Segundo o regulador, uma investigação conduzida durante um ano concluiu que o aplicativo não agiu adequadamente diante de várias denúncias feitas por usuários. Parte do material considerado ilegal teria permanecido acessível por até três semanas mesmo depois de chegar ao conhecimento da empresa.
A autoridade também afirma que o Telegram não tomou medidas suficientes para impedir novas infrações.
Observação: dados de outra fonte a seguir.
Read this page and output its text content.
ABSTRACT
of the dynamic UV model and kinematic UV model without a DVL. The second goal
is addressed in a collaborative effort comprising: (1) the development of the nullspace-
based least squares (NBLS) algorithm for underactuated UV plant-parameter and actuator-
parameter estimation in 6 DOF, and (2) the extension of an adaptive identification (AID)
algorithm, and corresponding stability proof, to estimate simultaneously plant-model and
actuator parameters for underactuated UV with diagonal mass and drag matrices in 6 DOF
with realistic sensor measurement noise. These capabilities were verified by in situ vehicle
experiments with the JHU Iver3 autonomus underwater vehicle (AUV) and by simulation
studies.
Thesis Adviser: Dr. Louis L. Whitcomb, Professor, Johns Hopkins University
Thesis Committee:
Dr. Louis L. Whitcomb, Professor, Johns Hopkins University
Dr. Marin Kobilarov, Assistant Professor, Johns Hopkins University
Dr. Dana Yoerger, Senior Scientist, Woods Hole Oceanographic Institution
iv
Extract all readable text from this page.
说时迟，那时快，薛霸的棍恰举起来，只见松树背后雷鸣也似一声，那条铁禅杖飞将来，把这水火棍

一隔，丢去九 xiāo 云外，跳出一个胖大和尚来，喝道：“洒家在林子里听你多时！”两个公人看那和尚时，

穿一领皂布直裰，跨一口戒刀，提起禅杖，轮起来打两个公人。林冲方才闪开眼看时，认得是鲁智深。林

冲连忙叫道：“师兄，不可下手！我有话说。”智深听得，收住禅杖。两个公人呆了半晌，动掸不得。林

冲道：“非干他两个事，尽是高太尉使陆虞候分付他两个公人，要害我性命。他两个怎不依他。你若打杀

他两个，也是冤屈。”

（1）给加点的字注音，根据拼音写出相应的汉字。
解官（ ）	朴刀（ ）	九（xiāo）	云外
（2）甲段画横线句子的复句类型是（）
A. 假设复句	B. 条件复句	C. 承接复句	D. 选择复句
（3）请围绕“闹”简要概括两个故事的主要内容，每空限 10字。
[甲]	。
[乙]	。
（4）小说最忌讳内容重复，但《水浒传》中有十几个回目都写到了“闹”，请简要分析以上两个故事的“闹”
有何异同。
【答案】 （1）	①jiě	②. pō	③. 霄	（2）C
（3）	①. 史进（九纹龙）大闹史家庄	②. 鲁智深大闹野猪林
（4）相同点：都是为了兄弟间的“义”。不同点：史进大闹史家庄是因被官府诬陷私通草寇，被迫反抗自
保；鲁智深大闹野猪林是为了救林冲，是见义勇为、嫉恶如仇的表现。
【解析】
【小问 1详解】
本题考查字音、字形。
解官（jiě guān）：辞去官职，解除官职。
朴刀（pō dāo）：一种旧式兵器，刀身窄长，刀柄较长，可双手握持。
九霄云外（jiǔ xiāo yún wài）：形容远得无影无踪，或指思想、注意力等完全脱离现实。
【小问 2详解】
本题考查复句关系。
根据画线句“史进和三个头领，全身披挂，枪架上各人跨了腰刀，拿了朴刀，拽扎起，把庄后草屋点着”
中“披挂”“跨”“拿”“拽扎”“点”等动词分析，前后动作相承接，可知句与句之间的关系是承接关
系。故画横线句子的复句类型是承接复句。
Entre as providências esperadas estavam a exclusão de contas, canais e grupos usados para distribuir material classificado como favorável a atos terroristas.
Conteúdos citados no processo:
- Imagens dos ataques contra mesquitas de Christchurch, em 2019;
- Registros do ataque em massa de Buffalo, ocorrido em 2022;
- Publicações reincidentes em contas, grupos e canais denunciados por usuários.
A eSafety sustenta que conteúdos extremistas já conhecidos não foram detectados preventivamente pela plataforma, embora tenham sido retirados posteriormente. As alegações ainda serão analisadas pela Justiça australiana.
As infrações às regras de segurança digital da Austrália podem resultar em multas de até 54,6 milhões de dólares australianos, equivalentes a cerca de US$ 35,8 milhões. O Telegram, serviço de mensagens com mais de 1 bilhão de usuários no mundo, não divulgou uma manifestação oficial específica sobre o processo. Uma conta oficial da empresa no X publicou um vídeo com a legenda “liberdade de expressão”.
Pressão jurídica internacional:
A ação australiana ocorre um dia depois de o Serviço Federal de Segurança da Rússia acusar o fundador e CEO do Telegram, Pavel Durov, de facilitar atividades terroristas e informar que iniciou procedimentos para incluí-lo em uma lista internacional de procurados.
As autoridades russas alegam que canais, conversas e bots teriam sido utilizados por serviços de inteligência ucranianos, grupos terroristas e organizações extremistas para coordenar ataques, recrutar integrantes e executar fraudes cibernéticas. A empresa não apresentou posicionamento oficial sobre essas acusações.
Durov também permanece sob investigação na França desde sua prisão, em agosto de 2024, no Aeroporto de Le Bourget. Promotores franceses o acusaram de delitos que incluem cumplicidade na distribuição de conteúdo ilegal relacionado ao crime organizado por meio do aplicativo.
Em uma publicação feita no X em outubro de 2025, o executivo criticou medidas governamentais que, na avaliação dele, reduzem a privacidade na internet. Os casos na Austrália, Rússia e França ampliam o escrutínio sobre as práticas de moderação do Telegram e a responsabilidade de plataformas digitais pelo material compartilhado por seus usuários.